Home / Publications / Journals / Nuclear Technology / Volume 207 / Number 3
Nuclear Technology / Volume 207 / Number 3 / March 2021 / Pages 376-388
Technical Paper / dx.doi.org/10.1080/00295450.2020.1777035
Articles are hosted by Taylor and Francis Online.
This study proposes an interpolation-based response surface surrogate methodology to manage a large number of scenarios in dynamic probabilistic risk assessment. It adopts the shape Dynamic Time Warping algorithm to cluster the interpolation neighborhood from time series sample data. The interpolation method was adapted from Taylor Kriging to allow a reduced-order model of the Taylor series. In order to demonstrate its applicability to complex issues in risk assessment for nuclear engineering, an example risk response surface to estimate emergency core cooling system (ECCS) criteria for triplex silicon carbide (SiC) accident-tolerant fuel was constructed. The response surface was exploited to estimate the cumulative failure probability of the fuel cladding structure due to the uncertainties in operator actions and safety systems.

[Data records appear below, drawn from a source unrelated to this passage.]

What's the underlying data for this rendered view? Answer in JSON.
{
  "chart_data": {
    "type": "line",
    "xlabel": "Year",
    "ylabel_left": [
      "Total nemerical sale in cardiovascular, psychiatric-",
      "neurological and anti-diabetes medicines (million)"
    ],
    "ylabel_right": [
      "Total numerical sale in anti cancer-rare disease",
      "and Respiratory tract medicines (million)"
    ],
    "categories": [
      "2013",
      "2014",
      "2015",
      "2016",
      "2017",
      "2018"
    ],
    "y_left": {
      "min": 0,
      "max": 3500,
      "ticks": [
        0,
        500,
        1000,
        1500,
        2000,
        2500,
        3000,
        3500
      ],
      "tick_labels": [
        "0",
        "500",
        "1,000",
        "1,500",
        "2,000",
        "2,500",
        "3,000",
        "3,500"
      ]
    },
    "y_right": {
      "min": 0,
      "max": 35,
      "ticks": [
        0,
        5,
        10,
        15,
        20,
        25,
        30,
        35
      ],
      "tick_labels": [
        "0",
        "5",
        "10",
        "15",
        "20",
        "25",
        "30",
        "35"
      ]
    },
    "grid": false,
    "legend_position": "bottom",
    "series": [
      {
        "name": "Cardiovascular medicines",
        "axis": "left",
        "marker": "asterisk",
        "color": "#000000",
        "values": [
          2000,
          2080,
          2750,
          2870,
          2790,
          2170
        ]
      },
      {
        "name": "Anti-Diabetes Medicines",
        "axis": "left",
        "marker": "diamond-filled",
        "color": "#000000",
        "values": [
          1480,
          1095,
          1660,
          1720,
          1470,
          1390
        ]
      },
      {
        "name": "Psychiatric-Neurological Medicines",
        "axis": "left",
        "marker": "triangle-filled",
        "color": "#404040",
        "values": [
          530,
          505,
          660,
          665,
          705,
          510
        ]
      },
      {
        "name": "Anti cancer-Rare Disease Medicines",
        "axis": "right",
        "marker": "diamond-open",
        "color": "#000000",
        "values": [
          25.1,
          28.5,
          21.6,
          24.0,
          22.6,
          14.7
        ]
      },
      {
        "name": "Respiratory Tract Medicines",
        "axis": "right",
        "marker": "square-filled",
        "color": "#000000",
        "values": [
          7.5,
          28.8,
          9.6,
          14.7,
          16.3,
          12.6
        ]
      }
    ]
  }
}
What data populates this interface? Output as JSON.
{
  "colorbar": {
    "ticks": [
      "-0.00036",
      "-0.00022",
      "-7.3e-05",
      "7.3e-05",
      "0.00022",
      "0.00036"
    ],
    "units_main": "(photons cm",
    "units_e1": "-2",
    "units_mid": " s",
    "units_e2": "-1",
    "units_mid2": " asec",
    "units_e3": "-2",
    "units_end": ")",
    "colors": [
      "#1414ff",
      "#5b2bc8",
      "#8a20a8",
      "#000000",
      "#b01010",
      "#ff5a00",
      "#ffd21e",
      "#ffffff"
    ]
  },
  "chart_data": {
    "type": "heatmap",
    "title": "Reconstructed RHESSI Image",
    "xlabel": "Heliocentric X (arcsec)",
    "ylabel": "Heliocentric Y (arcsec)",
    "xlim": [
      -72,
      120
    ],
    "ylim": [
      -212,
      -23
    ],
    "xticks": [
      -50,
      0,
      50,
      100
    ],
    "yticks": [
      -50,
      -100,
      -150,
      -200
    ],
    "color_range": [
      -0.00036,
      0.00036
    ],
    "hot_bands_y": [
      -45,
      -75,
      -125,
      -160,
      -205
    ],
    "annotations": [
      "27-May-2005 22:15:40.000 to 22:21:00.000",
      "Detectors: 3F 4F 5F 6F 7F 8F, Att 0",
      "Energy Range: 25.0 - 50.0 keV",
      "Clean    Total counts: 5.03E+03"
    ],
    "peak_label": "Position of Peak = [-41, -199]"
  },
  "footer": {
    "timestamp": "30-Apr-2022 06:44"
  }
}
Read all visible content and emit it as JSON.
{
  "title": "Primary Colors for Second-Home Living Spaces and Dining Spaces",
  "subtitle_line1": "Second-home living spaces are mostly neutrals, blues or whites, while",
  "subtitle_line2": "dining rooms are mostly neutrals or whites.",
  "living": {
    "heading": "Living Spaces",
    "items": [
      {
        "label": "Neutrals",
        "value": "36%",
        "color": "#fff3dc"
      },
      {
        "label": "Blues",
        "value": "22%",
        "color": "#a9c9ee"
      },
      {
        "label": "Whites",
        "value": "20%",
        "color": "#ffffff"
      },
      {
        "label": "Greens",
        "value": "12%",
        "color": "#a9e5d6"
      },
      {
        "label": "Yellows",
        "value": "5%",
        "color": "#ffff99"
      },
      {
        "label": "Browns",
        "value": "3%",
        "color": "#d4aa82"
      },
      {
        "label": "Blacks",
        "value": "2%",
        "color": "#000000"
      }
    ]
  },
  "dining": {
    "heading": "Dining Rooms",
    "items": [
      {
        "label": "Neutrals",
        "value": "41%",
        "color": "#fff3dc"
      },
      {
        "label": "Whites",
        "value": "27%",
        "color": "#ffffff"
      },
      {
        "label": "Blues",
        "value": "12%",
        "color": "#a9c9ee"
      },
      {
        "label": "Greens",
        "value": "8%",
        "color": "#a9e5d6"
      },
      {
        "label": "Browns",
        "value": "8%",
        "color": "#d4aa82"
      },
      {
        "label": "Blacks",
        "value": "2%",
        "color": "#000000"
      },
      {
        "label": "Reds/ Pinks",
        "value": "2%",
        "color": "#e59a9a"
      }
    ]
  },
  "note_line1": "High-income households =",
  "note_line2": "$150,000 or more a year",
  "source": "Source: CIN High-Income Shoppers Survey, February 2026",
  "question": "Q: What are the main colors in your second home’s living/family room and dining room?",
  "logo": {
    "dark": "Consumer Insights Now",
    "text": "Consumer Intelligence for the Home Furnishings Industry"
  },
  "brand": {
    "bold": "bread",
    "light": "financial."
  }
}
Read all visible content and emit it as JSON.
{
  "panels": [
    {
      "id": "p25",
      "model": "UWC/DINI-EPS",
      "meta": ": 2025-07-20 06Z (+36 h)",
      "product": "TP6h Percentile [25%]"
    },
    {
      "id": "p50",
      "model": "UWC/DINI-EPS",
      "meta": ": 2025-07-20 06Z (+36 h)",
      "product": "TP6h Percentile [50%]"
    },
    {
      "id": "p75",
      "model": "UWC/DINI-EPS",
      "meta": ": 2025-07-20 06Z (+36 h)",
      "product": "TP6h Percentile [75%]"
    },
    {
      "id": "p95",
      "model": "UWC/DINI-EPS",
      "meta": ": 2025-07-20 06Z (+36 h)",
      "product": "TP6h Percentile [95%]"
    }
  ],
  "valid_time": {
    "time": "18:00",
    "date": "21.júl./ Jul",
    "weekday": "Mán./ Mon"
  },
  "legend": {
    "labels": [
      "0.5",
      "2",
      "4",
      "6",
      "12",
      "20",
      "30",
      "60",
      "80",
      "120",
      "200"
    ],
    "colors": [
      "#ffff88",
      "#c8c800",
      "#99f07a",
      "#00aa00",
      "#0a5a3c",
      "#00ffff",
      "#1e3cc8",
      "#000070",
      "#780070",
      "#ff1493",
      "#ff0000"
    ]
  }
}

The functional failures were assessed based on a combination of individual layer failures computed by coupling Risk Analysis Virtual Environment software with a pressurized water reactor 1000-MW(electric) RELAP5 model and the in-house fuel performance assessment module. Results showed that SiC cladding failure probability spiked less than 1 min after a large-break loss-of- coolant accident whenever the current ECCS criteria for Zircaloy-4 (Zr-4) cladding was used. However, it still provides an increased safety margin of three orders of magnitude compared to Zr-4. This positive margin could be utilized to relax active ECCS requirements by allowing deviations of up to 450 s in its actuation time. The proposed surrogate methodology generated a response surface of SiC cladding failure probability reasonably well, with a significant savings of computation time. This methodology is expected to be useful in the analysis of system response with complex uncertainty sources.